The Hagerman Horse Quarry consists of three different fluvial sandstones. The Smithsonian Institution field crew excavated from all three quarry beds during the years 1929-1931 and 1934. The three sandstone beds are informally called the red, green, and white sandstone beds (Gazin, 1934). The Hagerman Fossil Beds National Monument reopened the Horse Quarry during the summer of 1997. The only sandstone now exposed within the monument is the white sandstone. The red and green sandstone remain covered by alluvium (Richmond and others, 2002).

The white sandstone is a medium grained, poorly sorted, trough cross-bedded braided fluvial channel. Presently there is a longitudinal channel bar remaining in the quarry. The grain size indicates moderate paleoflow velocities with a paleocurrent direction to the south-southwest. All three quarry sandstones are interpreted to be ephemeral braided fluvial channel systems that were deposited in the Snake River Plain graben (Richmond and others, 2002).

==Taphonomy==
The white sandstone accumulation, consisting of hundreds of bones, resulted from a moderate drought and an ephemeral flood. The Phase II drought on the Snake River Plain resulted in a mass mortality of Equus simplicidens in addition to many other macro- and microvertebrates in the quarry area. The terrestrial animals were attracted to a drying pond or marsh, where they died of drought-induced starvation, dehydration, and illness. Decomposition processes resulted in a substantial accumulation of disarticulated bones (i.e. bones of skeletons that are no longer joined). Subsequently, an ephemeral flood traversed the dry paludal deposit, transporting and depositing the bones. Geologic and taphonomic evidence indicates the bones traveled a very short distance prior to deposition and burial (Richmond and others, 2002).

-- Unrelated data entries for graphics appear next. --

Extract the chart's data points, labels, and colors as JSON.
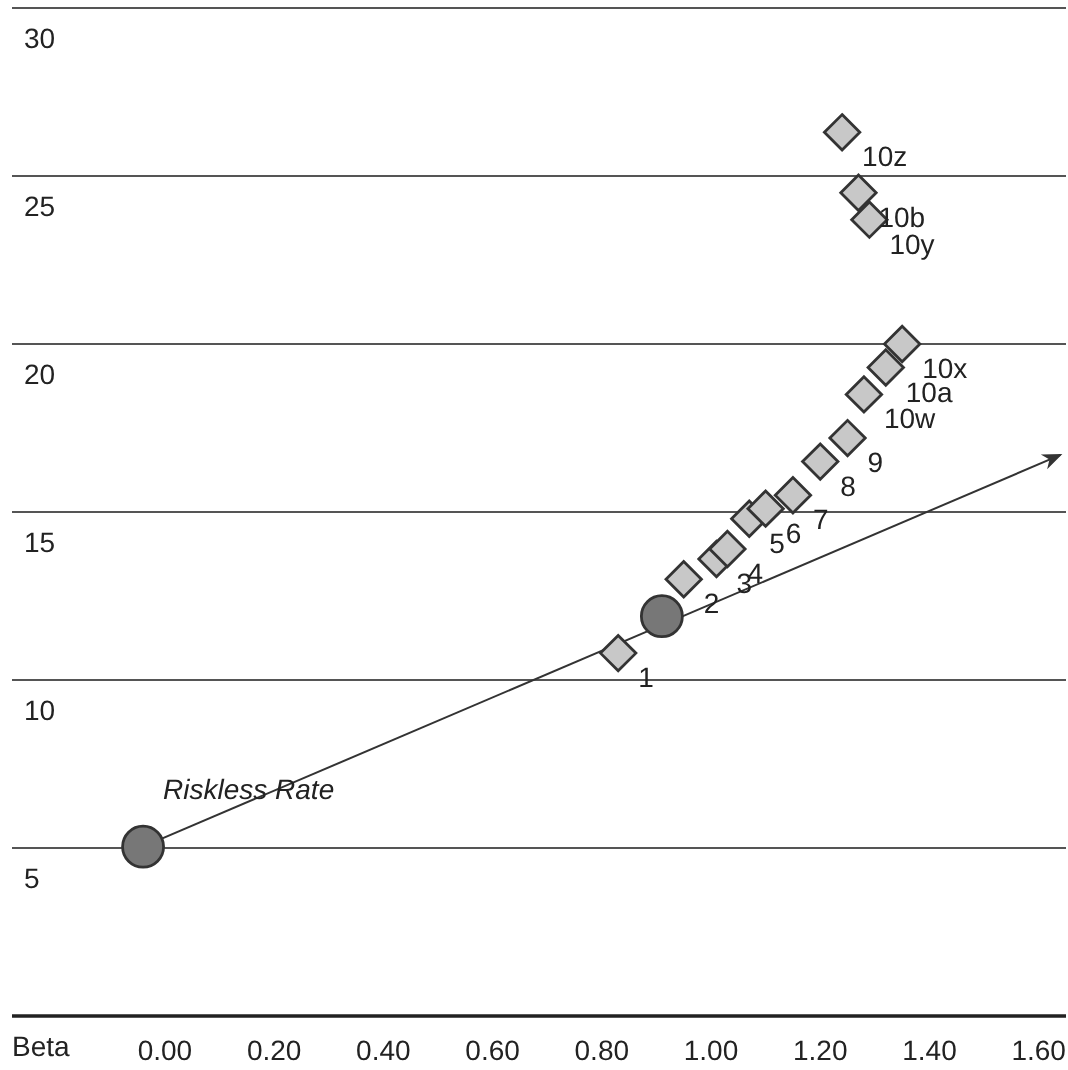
{
  "chart_data": {
    "type": "scatter",
    "xlabel": "Beta",
    "xlim": [
      -0.28,
      1.65
    ],
    "ylim": [
      0,
      30
    ],
    "xticks": [
      {
        "value": 0,
        "label": "0.00"
      },
      {
        "value": 0.2,
        "label": "0.20"
      },
      {
        "value": 0.4,
        "label": "0.40"
      },
      {
        "value": 0.6,
        "label": "0.60"
      },
      {
        "value": 0.8,
        "label": "0.80"
      },
      {
        "value": 1,
        "label": "1.00"
      },
      {
        "value": 1.2,
        "label": "1.20"
      },
      {
        "value": 1.4,
        "label": "1.40"
      },
      {
        "value": 1.6,
        "label": "1.60"
      }
    ],
    "yticks": [
      {
        "value": 0,
        "label": null
      },
      5,
      10,
      15,
      20,
      25,
      30
    ],
    "grid": "y",
    "series": [
      {
        "type": "line",
        "color": "#333333",
        "marker": "none",
        "line_style": "solid",
        "x": [
          -0.04,
          1.64
        ],
        "values": [
          5.04,
          16.7
        ]
      },
      {
        "color": "#c8c8c8",
        "marker": "diamond",
        "x": [
          0.83,
          0.95,
          1.01,
          1.03,
          1.07,
          1.1,
          1.15,
          1.2,
          1.25,
          1.28,
          1.32,
          1.35,
          1.29,
          1.27,
          1.24
        ],
        "values": [
          10.8,
          13.0,
          13.6,
          13.9,
          14.8,
          15.1,
          15.5,
          16.5,
          17.2,
          18.5,
          19.3,
          20.0,
          23.7,
          24.5,
          26.3
        ]
      },
      {
        "color": "#777777",
        "marker": "circle",
        "x": [
          -0.04,
          0.91
        ],
        "values": [
          5.04,
          11.9
        ]
      }
    ],
    "annotations": [
      {
        "text": "Riskless Rate",
        "x": -0.04,
        "y": 5.04
      },
      {
        "text": "1",
        "x": 0.83,
        "y": 10.8
      },
      {
        "text": "2",
        "x": 0.95,
        "y": 13.0
      },
      {
        "text": "3",
        "x": 1.01,
        "y": 13.6
      },
      {
        "text": "4",
        "x": 1.03,
        "y": 13.9
      },
      {
        "text": "5",
        "x": 1.07,
        "y": 14.8
      },
      {
        "text": "6",
        "x": 1.1,
        "y": 15.1
      },
      {
        "text": "7",
        "x": 1.15,
        "y": 15.5
      },
      {
        "text": "8",
        "x": 1.2,
        "y": 16.5
      },
      {
        "text": "9",
        "x": 1.25,
        "y": 17.2
      },
      {
        "text": "10w",
        "x": 1.28,
        "y": 18.5
      },
      {
        "text": "10a",
        "x": 1.32,
        "y": 19.3
      },
      {
        "text": "10x",
        "x": 1.35,
        "y": 20.0
      },
      {
        "text": "10y",
        "x": 1.29,
        "y": 23.7
      },
      {
        "text": "10b",
        "x": 1.27,
        "y": 24.5
      },
      {
        "text": "10z",
        "x": 1.24,
        "y": 26.3
      }
    ]
  }
}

The red sandstone bed, which stratigraphically underlies the white sandstone bed, also contains fossil material. The Smithsonian Institution excavated the majority of the Hagerman horse fossils from this bed during the 1930s. The taphonomic evidence of this bed indicates that a mass mortality of Equus simplicidens was the result of an earlier drought. The red sandstone bed was deposited under fluvial conditions similar to those evidenced in the white sandstone bed (Richmond and others, 2002).